There's an insulating infinite cylinder of equal charge distribution at origin (density given- rho). Let's say it's radius is a. Then some radius outwards, there's another charged conducting cylindrical shell (given linear charge density- lambda) that encloses the original cylinder with some thickness. It's inner surface is at a distance (radius) b from the origin, and its outer surface c from the origin.
I basically need to find V(c) - V(a), the pot. diff at surface of insulator, to outer surface of the shell.
Homework Equations
V(r) = V(r) - V(inf) = INT[E.dl] from inf to r.
E = lamda/ (2pi e0 r)
Area of circle: pi r^2
The Attempt at a Solution
So the potential specifically for inf. cylinders should be something like:
V(r) = lamda/ (2pi e0) INT[1/r dr] from inf to r.

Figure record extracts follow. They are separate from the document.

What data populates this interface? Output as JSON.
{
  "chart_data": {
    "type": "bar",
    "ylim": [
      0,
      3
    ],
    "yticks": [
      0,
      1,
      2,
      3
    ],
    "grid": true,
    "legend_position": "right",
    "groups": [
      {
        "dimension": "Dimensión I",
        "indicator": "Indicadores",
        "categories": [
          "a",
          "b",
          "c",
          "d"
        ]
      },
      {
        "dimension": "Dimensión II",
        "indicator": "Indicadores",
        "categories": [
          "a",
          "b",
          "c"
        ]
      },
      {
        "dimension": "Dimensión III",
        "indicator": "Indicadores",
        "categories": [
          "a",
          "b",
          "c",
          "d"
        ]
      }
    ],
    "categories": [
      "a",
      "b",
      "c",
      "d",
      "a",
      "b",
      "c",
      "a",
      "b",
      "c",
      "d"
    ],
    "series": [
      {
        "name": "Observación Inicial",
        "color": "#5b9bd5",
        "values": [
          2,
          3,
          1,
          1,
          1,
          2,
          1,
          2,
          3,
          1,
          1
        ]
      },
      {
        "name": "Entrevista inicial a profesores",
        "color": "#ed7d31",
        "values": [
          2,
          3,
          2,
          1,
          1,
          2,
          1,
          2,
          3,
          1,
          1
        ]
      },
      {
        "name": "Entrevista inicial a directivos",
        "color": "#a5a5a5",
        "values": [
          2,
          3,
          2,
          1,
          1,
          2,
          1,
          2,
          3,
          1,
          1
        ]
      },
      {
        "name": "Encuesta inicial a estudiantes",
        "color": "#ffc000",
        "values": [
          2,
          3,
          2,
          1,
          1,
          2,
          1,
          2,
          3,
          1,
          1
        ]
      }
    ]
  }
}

Since rho is useless, I'll have to change it into lambda, by multiplying rho by the area of the cross-sectional circle of the cylinder, (pi a^2). Then we can now view the insulating cylinder as a thin wire at the origin (along z-axis) with lambda = rho*pi*a^2.
to find V(c)-V(a), we must do multiple integrals.
for V(c),
INT[E.dl]<from inf to c>
for V(a),
INT[E.dl]<from inf to c> + INT[E.dl]<from c to b> + INT[E.dl]<from b to a>.
INT[E.dl]<from c to b> should be 0 because the E-filed within the conductor is 0.
so V(c)-V(a) = -INT[E.dl]<from b to a>.
= -lamda/ (2pi e0) INT[1/r dr] from b to a, where lambda as we found is rho*pi*a^2.
= -(rho*a^2)/(2 e0) * (ln(a)-ln(b))
...but apparently I'm wrong D: What did I do wrong, how should I have done it and why??